Eski bakan Avcı, yaptığı açıklamada, 15 Temmuz'daki hain darbe girişiminin ardından yürütülen soruşturmalar kapsamında mahkemelerde görülen davaları takip ettiğini söyledi.FETÖ'nün darbe girişiminden yargılananların savunmalarının dikkati çektiğini anlatan Avcı, şöyle konuştu:

"Davalarda belli ki bir merkezden empoze edilen, yönlendirilen, biçimlendirilen ve o yüzden yazılı metne dayalı savunma yöntemlerini kullanmaya çalışıyorlar. Hiçbir soruya irticalen, kendiliğinden cevap vermiyorlar. Bir merkezden kendilerine servis edilmiş, yazılı metinler üzerinden bir algı oluşturmaya gayret ediyorlar. Silivri'deki bir davada yaşanan bir olay bunun çok çarpıcı bir örneğidir. Sorgusu sırasında hakim sanığa, bu melanete birlikte katıldıkları isimleri tek tek sayarak tanıyıp tanımadığını soruyordu. Sanık, otomatiğe bağlanmış bir biçimde, hepsine 'tanımıyorum' diye cevap veriyordu. Bu arada hakim kısa bir an durakladıktan sonra bir isim daha söyledi, sanık onu da tanımadığını söyledi. Bunun üzerine hakim, 'Nasıl tanımıyorsun? Bu söylediğim isim senin eşin değil mi?' dedi. Araya eşinin ismini koyarak nasıl otomatik bir şekilde cevap verdiklerini gösteren bir örnekti."

 

"KİMSE BU OYUNA GELMİYOR"

 

Avcı, medyanın ve vatandaşların davalara daha yakın ilgi göstermesinin faydalı olacağını vurguladı.

Söz konusu davaların aynı zamanda bir demokrasi eğitimi olduğunu anlatan Avcı, şöyle devam etti:

"Duruşmalardaki sözde savunmalarını, bunların dayandığı mantığı ve o gece yaşananları kamuoyuna iyi anlatabilirsek, gençlerimiz askere gittiğinde, bir görev aldığında, kamuda bir görev üstlendiğinde, 'kanunsuz emir nedir; kanunsuz emirler karşısında nasıl davranmak gerekir?' konularında biraz daha bilinçlenmiş olur.
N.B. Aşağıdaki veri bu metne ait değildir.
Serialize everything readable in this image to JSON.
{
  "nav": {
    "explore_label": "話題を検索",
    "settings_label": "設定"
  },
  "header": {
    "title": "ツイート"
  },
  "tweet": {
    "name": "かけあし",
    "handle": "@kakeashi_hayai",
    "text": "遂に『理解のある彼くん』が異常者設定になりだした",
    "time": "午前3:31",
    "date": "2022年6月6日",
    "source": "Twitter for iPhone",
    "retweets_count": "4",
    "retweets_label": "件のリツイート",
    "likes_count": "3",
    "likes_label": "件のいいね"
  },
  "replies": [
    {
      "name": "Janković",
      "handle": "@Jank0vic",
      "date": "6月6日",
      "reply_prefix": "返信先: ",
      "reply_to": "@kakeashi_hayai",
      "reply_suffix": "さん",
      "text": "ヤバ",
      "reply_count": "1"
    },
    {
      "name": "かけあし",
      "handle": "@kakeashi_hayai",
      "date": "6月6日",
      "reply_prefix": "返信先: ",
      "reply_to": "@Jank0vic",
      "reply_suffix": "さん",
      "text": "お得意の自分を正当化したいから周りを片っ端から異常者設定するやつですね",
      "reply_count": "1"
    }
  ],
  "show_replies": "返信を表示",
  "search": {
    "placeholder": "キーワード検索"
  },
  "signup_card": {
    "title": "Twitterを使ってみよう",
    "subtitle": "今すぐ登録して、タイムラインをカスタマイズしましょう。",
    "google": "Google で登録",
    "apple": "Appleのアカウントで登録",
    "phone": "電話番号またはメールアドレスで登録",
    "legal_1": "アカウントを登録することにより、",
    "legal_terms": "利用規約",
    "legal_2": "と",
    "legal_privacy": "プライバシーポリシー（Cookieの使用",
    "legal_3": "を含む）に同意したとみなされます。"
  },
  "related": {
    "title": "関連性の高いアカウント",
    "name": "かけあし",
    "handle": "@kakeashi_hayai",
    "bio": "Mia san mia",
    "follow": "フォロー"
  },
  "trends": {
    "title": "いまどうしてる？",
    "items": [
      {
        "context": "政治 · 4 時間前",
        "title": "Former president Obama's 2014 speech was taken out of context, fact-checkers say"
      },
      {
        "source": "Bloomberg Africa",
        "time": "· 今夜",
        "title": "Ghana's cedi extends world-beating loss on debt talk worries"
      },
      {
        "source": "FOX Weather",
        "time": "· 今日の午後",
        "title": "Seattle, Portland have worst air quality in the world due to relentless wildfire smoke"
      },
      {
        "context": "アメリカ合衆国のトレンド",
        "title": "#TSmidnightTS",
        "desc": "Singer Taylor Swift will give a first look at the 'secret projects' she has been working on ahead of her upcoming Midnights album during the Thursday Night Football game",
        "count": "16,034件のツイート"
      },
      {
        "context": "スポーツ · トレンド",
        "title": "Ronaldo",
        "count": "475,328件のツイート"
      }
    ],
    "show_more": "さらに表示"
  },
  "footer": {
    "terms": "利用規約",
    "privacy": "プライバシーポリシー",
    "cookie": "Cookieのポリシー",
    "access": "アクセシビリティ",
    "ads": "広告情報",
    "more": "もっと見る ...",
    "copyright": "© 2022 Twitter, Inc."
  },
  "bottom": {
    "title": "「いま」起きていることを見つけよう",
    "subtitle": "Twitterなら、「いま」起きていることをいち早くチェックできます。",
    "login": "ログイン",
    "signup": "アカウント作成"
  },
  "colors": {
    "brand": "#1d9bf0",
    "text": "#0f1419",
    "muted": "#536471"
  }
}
Herkes fırsat buldukça duruşmaları izlemelidir. Özellikle Hukuk Fakültesi öğrencilerinin bunları izlemelerinde büyük fayda var. Nasıl bir dezenformasyon kampanyasının yürütüldüğünü, Avrupa İnsan Hakları Mahkemesinde kullanılmak üzere araya nasıl 'Adil yargılanma hakkımız kısıtlandı' bahanesinin sıkıştırılmaya çalışıldığını çok net görüyorsunuz. Şu anda FETÖ'nün bütün savunma stratejisi, önceden hazırlanmış yazılı metinler üzerinden hakimler heyetinin, şehit yakınlarının, gazilerin sabrını zorlayıp, bunun üzerinden orada çıkabilecek birtakım farklı sesleri daha sonra Avrupa İnsan Hakları Mahkemesinde 'Adil yargılanmadık, savunma hakkımız kısıtlandı.' söylemleriyle bu davaların iptaline gerekçe olarak kullanmak gibi bir niyet içinde oldukları görülüyor. Ama çok şükür kimse bu oyuna gelmiyor. Sağlam adımlarla, herhangi bir şekil ve usul hatasına yer vermeden, bu davaları suhuletle, sükunetle, hukukun özüne uygun olarak tamamlayıp, gereken cezalar ve müeyyideler yerini bulmaya başladı."